Often, you didn't have to even DO anything, the test software was just asking you to make sure a certain cable or connector was attached properly. Once you verified it was and hit enter, the station would run itself for anywhere between 30 seconds to 45 minutes or so.

We grabbed the engineer and told him to watch how often the screensavers were not running over the next couple days. We had to explain the 30 minute turn-on thing to him. He was a UNIX guy and didn't know squat about Windows at this point in time. Did I mention he was old-school? Anyway, once it dawned on him that if he saw the screensaver, that meant nobody had checked that station for at least 30 minutes, he got a gleam in his eye. Here was proof of a problem. The next week, the big-wigs got together for their pow-wow on cycle time. None of us were in that meeting, we were out repairing units. However, a few of The Beard's dayshift employees were on the Cycle Time committee. Of course these are the same people that can't see that sitting in meetings for 20 hours a week is affecting production, while at the same time they schedule more meetings to figure it out.
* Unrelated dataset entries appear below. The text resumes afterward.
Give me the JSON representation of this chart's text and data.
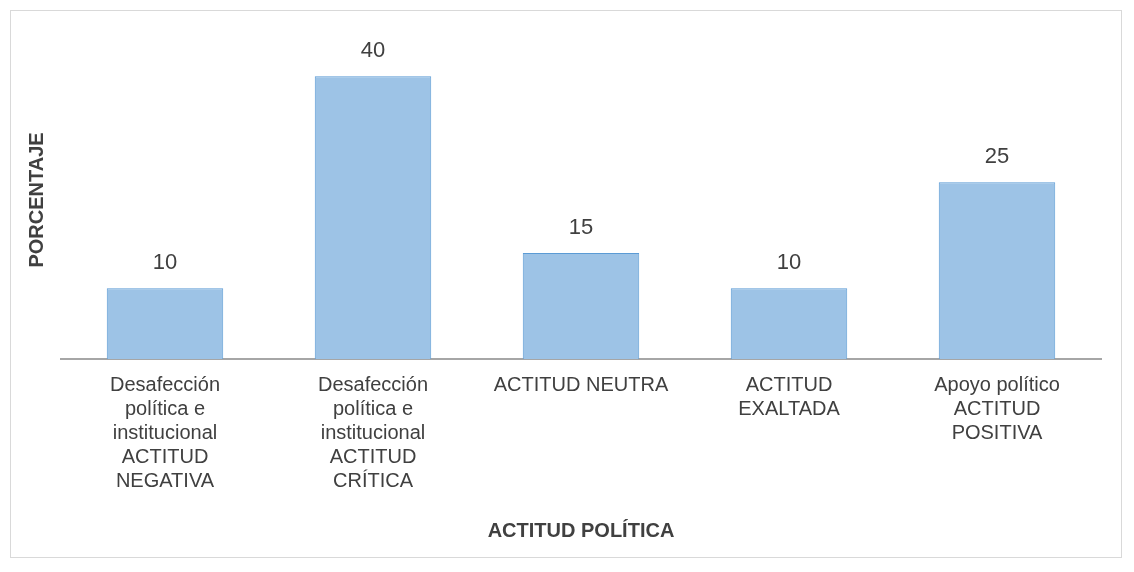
{
  "chart_data": {
    "type": "bar",
    "xlabel": "ACTITUD POLÍTICA",
    "ylabel": "PORCENTAJE",
    "categories": [
      "Desafección política e institucional ACTITUD NEGATIVA",
      "Desafección política e institucional ACTITUD CRÍTICA",
      "ACTITUD NEUTRA",
      "ACTITUD EXALTADA",
      "Apoyo político ACTITUD POSITIVA"
    ],
    "values": [
      10,
      40,
      15,
      10,
      25
    ],
    "color": "#9dc3e6",
    "data_labels": true,
    "grid": false,
    "legend": false,
    "tick_labels": "x"
  }
}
The day after the big pow-wow we come into work for our normal swingshift repair-a-thon. We notice something VERY peculiar. Not one single test station is running a screensaver. How could this be? Did dayshift kick it into gear? We were amazed. It took only another day to figure out what happened. Someone had leaked the beans to our dayshift counterparts, and they were quick to devise a remedy. Each time one of them went to the bathroom or left the area to have a smoke or to get more coffee, they would simply walk down the aisle of test racks and bang the mouse tray on each station to reset the screensaver timer. "Look at us now! Not a screensaver in sight! Dayshift rules!!!"
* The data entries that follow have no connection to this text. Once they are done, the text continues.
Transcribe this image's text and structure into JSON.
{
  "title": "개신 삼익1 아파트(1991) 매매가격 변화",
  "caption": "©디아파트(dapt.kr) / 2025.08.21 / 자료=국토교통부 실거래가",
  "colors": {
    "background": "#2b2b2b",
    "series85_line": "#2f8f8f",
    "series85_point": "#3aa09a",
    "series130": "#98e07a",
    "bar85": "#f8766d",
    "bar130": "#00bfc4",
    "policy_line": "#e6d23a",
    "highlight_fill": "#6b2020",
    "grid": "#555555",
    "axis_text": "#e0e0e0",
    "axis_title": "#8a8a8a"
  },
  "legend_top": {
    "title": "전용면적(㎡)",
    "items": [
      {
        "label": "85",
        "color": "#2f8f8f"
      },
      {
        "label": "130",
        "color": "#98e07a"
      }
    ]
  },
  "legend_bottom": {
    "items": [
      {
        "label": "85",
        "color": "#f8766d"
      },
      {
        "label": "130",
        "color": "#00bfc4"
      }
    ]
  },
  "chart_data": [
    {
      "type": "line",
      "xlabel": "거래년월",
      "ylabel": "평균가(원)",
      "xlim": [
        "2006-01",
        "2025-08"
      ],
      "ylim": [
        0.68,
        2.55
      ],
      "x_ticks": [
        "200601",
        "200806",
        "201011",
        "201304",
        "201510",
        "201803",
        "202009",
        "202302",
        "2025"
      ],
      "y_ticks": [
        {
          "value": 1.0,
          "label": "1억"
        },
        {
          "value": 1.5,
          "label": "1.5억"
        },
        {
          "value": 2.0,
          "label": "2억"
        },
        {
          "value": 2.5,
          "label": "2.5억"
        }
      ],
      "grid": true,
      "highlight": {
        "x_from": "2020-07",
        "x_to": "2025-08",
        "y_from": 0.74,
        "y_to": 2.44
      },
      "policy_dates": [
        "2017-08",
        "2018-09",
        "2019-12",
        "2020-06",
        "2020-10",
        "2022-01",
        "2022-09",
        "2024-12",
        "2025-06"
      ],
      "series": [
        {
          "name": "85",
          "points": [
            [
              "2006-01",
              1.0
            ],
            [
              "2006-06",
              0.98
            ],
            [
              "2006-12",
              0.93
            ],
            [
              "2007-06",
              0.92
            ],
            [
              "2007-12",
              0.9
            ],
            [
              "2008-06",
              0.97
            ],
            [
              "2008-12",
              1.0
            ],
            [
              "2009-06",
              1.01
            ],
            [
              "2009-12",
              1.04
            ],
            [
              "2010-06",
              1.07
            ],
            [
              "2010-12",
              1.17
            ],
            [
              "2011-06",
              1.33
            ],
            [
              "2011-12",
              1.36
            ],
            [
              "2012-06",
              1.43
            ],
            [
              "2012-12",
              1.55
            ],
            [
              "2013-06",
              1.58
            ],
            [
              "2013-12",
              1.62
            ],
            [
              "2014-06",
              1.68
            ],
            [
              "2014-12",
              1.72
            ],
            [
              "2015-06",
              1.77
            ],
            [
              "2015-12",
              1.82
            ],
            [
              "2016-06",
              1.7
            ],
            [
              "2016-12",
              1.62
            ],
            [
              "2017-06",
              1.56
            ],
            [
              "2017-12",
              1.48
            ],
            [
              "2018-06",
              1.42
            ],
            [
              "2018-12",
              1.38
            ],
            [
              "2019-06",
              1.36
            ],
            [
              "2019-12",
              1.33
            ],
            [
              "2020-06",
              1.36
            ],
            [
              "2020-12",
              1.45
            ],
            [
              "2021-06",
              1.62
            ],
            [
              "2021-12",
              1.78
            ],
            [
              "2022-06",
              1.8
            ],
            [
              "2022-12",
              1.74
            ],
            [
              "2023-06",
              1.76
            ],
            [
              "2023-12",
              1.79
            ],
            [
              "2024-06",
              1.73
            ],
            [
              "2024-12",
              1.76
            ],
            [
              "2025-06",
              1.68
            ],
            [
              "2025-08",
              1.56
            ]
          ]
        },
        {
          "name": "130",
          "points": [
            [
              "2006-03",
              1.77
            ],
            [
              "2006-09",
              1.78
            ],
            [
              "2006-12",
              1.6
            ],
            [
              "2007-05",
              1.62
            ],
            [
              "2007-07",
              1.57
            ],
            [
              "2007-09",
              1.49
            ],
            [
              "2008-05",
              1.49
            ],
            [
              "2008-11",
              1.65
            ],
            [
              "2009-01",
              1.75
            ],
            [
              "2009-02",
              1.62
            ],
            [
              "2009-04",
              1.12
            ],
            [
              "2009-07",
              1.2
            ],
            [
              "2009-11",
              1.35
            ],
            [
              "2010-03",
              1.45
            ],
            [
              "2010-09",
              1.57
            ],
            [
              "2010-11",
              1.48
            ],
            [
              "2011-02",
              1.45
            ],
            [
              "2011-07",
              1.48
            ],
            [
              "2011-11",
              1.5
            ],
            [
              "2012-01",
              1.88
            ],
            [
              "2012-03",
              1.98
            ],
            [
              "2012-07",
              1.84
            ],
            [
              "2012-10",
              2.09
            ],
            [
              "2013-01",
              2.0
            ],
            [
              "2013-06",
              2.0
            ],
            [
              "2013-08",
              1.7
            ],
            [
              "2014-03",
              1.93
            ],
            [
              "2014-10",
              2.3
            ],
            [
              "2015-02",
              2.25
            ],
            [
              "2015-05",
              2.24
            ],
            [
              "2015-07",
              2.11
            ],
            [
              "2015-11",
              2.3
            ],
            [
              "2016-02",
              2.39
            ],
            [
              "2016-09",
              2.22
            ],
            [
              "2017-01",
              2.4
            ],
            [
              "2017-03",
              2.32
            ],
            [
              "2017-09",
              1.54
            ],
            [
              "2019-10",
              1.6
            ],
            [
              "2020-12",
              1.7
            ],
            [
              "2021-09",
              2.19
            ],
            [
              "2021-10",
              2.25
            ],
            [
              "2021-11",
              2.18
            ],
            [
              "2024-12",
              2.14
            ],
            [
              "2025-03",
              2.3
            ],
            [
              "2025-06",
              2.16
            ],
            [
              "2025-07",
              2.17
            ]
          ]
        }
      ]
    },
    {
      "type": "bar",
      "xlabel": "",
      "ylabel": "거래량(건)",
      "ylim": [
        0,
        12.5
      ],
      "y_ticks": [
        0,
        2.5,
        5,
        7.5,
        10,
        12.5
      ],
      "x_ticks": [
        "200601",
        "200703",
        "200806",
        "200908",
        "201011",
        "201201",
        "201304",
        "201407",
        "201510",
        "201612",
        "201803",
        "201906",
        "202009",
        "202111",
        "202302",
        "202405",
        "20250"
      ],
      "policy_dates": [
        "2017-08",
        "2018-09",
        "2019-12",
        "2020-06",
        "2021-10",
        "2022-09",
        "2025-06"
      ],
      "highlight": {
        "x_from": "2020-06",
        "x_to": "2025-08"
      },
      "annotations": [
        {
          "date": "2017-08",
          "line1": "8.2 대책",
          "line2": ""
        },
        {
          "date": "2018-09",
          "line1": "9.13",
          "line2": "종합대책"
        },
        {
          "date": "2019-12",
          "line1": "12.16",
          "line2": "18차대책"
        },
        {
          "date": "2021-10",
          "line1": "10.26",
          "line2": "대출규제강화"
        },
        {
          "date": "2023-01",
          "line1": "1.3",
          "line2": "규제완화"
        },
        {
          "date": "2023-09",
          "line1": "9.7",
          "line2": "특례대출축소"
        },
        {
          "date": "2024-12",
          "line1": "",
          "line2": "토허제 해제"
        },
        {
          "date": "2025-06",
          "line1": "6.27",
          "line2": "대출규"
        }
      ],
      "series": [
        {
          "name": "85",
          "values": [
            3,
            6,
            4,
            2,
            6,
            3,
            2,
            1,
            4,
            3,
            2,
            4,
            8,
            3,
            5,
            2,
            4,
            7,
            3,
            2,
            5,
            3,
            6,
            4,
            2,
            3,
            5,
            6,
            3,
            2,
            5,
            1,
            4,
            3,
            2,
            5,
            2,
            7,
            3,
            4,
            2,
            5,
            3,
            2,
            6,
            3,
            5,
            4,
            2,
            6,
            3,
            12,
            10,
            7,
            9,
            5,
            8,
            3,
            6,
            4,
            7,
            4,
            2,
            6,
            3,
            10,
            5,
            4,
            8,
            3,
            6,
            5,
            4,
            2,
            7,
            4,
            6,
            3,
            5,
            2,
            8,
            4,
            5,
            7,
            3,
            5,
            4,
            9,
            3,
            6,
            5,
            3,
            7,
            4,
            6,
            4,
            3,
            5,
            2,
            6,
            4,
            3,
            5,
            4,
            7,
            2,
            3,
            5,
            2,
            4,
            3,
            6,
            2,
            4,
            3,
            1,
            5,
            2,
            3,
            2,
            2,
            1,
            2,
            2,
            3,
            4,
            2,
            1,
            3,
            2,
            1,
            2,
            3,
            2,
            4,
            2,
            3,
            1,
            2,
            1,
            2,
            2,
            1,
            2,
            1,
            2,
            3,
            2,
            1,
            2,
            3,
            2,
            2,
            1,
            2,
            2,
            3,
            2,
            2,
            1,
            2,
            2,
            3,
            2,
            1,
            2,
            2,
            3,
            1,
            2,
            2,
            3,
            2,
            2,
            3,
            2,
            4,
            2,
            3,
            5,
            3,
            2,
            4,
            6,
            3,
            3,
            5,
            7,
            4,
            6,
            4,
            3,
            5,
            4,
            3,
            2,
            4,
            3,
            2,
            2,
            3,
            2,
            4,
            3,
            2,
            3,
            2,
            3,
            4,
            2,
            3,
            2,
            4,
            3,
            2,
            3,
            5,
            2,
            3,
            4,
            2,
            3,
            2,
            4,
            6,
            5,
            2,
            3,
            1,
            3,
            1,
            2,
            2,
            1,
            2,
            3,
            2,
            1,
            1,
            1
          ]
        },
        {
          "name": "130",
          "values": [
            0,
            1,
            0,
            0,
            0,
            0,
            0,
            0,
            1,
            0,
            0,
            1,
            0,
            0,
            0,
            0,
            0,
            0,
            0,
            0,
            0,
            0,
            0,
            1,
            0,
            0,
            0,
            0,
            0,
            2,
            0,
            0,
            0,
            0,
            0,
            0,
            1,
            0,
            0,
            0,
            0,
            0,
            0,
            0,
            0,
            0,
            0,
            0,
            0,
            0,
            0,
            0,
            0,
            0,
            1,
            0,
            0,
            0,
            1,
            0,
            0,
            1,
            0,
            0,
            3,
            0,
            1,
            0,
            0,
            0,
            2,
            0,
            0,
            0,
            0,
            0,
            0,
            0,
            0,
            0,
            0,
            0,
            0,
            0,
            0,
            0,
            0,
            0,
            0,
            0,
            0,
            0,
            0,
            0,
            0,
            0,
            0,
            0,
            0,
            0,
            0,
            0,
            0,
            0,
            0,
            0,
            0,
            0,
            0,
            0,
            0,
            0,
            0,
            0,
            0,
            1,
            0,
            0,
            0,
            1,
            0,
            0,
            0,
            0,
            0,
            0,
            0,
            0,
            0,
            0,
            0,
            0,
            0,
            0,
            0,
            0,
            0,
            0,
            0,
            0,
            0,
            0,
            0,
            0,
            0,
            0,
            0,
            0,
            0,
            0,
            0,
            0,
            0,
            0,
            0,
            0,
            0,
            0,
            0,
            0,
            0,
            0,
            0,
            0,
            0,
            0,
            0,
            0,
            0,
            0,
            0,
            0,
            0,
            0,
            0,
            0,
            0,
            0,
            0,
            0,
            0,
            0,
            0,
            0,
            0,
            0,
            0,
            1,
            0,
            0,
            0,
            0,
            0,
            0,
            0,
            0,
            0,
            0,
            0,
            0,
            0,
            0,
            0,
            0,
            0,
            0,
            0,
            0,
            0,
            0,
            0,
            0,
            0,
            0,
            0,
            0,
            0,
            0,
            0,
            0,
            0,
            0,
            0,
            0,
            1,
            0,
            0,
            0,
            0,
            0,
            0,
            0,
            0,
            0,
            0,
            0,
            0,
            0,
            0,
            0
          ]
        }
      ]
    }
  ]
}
Cycle time is still increasing, but that's how it goes working at Bill and Dave's...

3 Comments:

Anonymous Anonymous said...

very trixxy lazy hobbits's

7:46 PM  
Anonymous Anonymous said...

This was a most interesting time in the long line of the beards managerial suckatude. The product line at the time was still fairly new and was developed to after time take over the section making all other products obsolete. So when it was determined that the beard would be it's supervisor I could only imagine the parade of snorks he would bring in to build up the production line crew. You see when the beard first came out of his first stint in training in the mid 90's he inherited the employees on that line this line was brand new so he could build it up as he pleased. By the time of this occurence beard already ran off or exiled a number of good experienced or up and coming techs such as: shoelaces, one eye, dave, the reverend blue jeans and myself. Unfortunately someone had to be the lead tech at night and hence paul was recruited.

I can remember times working down there introducing a product I would have to walk the gauntlet of dweebs just to get to pauls desk and find out whats going on that day. Let's see there was Jimmy Hoffa who was known to go missing entire shifts at a time, ebayer self exlanatory, and topology because every problem she ran into was due to the topology of the test station. I myself have been known to call topology Chancey Gardener from time to time, but that is a little more difficult to explain.
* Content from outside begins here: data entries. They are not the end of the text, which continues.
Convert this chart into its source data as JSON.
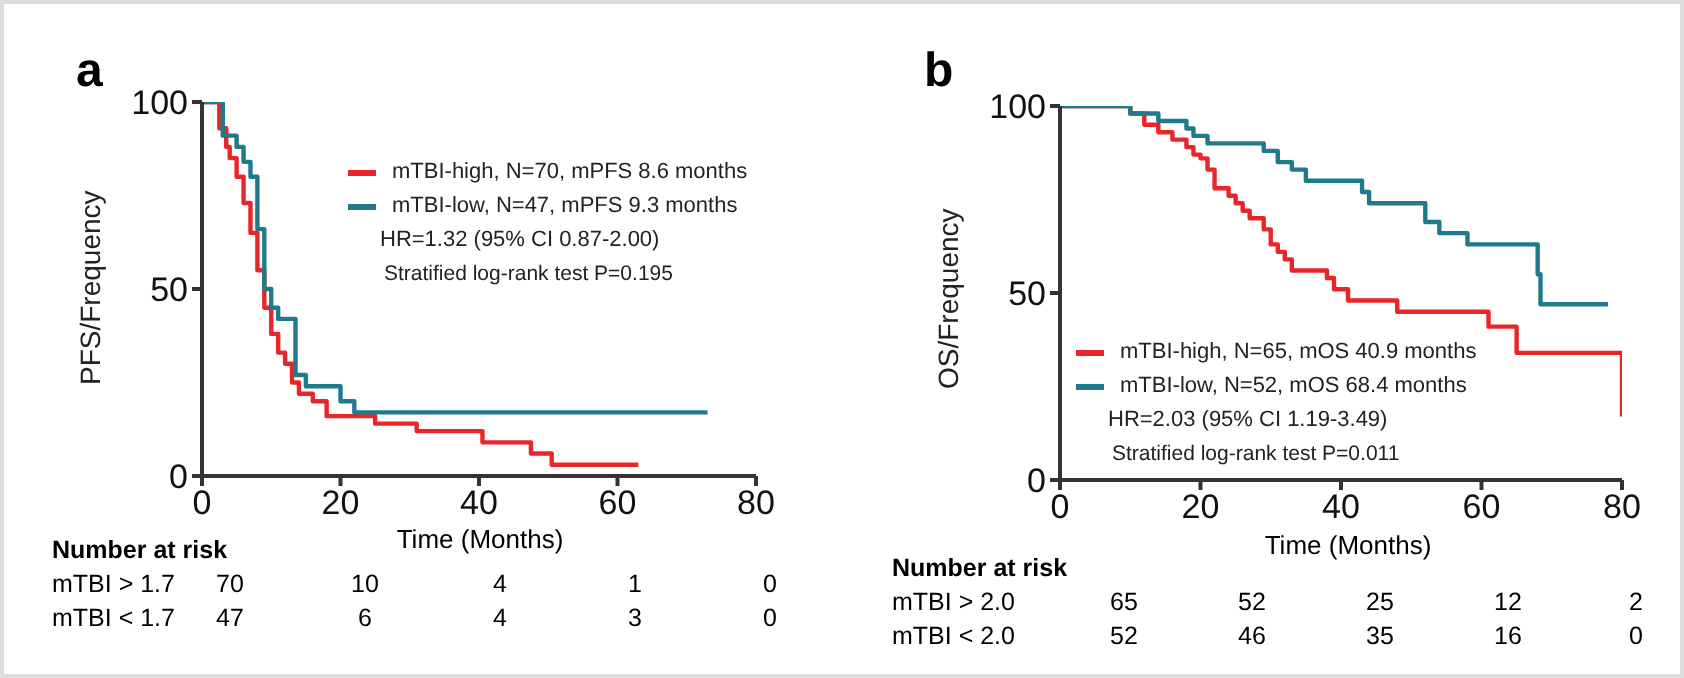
{
  "chart_data": [
    {
      "type": "step",
      "title": "a",
      "xlabel": "Time (Months)",
      "ylabel": "PFS/Frequency",
      "xlim": [
        0,
        80
      ],
      "xticks": [
        0,
        20,
        40,
        60,
        80
      ],
      "ylim": [
        0,
        100
      ],
      "yticks": [
        0,
        50,
        100
      ],
      "grid": false,
      "legend": "top right",
      "marker": "none",
      "annotations": [
        "HR=1.32 (95% CI 0.87-2.00)",
        "Stratified log-rank test P=0.195",
        "Number at risk",
        "mTBI > 1.7",
        "70",
        "10",
        "4",
        "1",
        "0",
        "mTBI < 1.7",
        "47",
        "6",
        "4",
        "3",
        "0"
      ],
      "series": [
        {
          "name": "mTBI-high, N=70, mPFS 8.6 months",
          "color": "#e8262a",
          "x": [
            0,
            2,
            2.5,
            3.5,
            4,
            5,
            6,
            7,
            8,
            9,
            10,
            11,
            12,
            13,
            14,
            16,
            18,
            25,
            31,
            40.5,
            47.5,
            50.5,
            63
          ],
          "values": [
            100,
            100,
            93,
            88,
            85,
            80,
            73,
            65,
            55,
            45,
            38,
            33,
            30,
            25,
            22,
            20,
            16,
            14,
            12,
            9,
            6,
            3,
            3
          ]
        },
        {
          "name": "mTBI-low, N=47, mPFS 9.3 months",
          "color": "#1f7a8c",
          "x": [
            0,
            2,
            3,
            5,
            6,
            7,
            8,
            9,
            10,
            11,
            13.5,
            15,
            20,
            22,
            73
          ],
          "values": [
            100,
            100,
            91,
            88,
            84,
            80,
            66,
            50,
            45,
            42,
            27,
            24,
            20,
            17,
            17
          ]
        }
      ]
    },
    {
      "type": "step",
      "title": "b",
      "xlabel": "Time (Months)",
      "ylabel": "OS/Frequency",
      "xlim": [
        0,
        80
      ],
      "xticks": [
        0,
        20,
        40,
        60,
        80
      ],
      "ylim": [
        0,
        100
      ],
      "yticks": [
        0,
        50,
        100
      ],
      "grid": false,
      "legend": "bottom",
      "marker": "none",
      "annotations": [
        "HR=2.03 (95% CI 1.19-3.49)",
        "Stratified log-rank test P=0.011",
        "Number at risk",
        "mTBI > 2.0",
        "65",
        "52",
        "25",
        "12",
        "2",
        "mTBI < 2.0",
        "52",
        "46",
        "35",
        "16",
        "0"
      ],
      "series": [
        {
          "name": "mTBI-high, N=65, mOS 40.9 months",
          "color": "#e8262a",
          "x": [
            0,
            10,
            12,
            14,
            16,
            18,
            19,
            20,
            21,
            22,
            24,
            25,
            26,
            27,
            29,
            30,
            31,
            32,
            33,
            38,
            39,
            41,
            48,
            61,
            65,
            80
          ],
          "values": [
            100,
            98,
            95,
            93,
            91,
            89,
            87,
            86,
            83,
            78,
            76,
            74,
            72,
            70,
            67,
            63,
            61,
            59,
            56,
            54,
            51,
            48,
            45,
            41,
            34,
            17
          ]
        },
        {
          "name": "mTBI-low, N=52, mOS 68.4 months",
          "color": "#1f7a8c",
          "x": [
            0,
            10,
            14,
            18,
            19,
            21,
            29,
            31,
            33,
            35,
            43,
            44,
            52,
            54,
            58,
            68,
            68.4,
            78
          ],
          "values": [
            100,
            98,
            96,
            94,
            92,
            90,
            88,
            85,
            83,
            80,
            77,
            74,
            69,
            66,
            63,
            55,
            47,
            47
          ]
        }
      ]
    }
  ]
}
It was difficult to get any solution to the problem mentioned in this installment. Everytime beard caught wind of what you were doing he would either make your life hell or implement a solution to your solution. God forbid he got any of his people to do anything production orientated. He would rather have his butt kissed.

8:06 PM  
Blogger factory_peasant said...

one-eye always reminded me of that crazy old Chinaman with the 7 demon bag in the movie Big Trouble In Little China. i think it was because of his semi-constant squint expression on his face.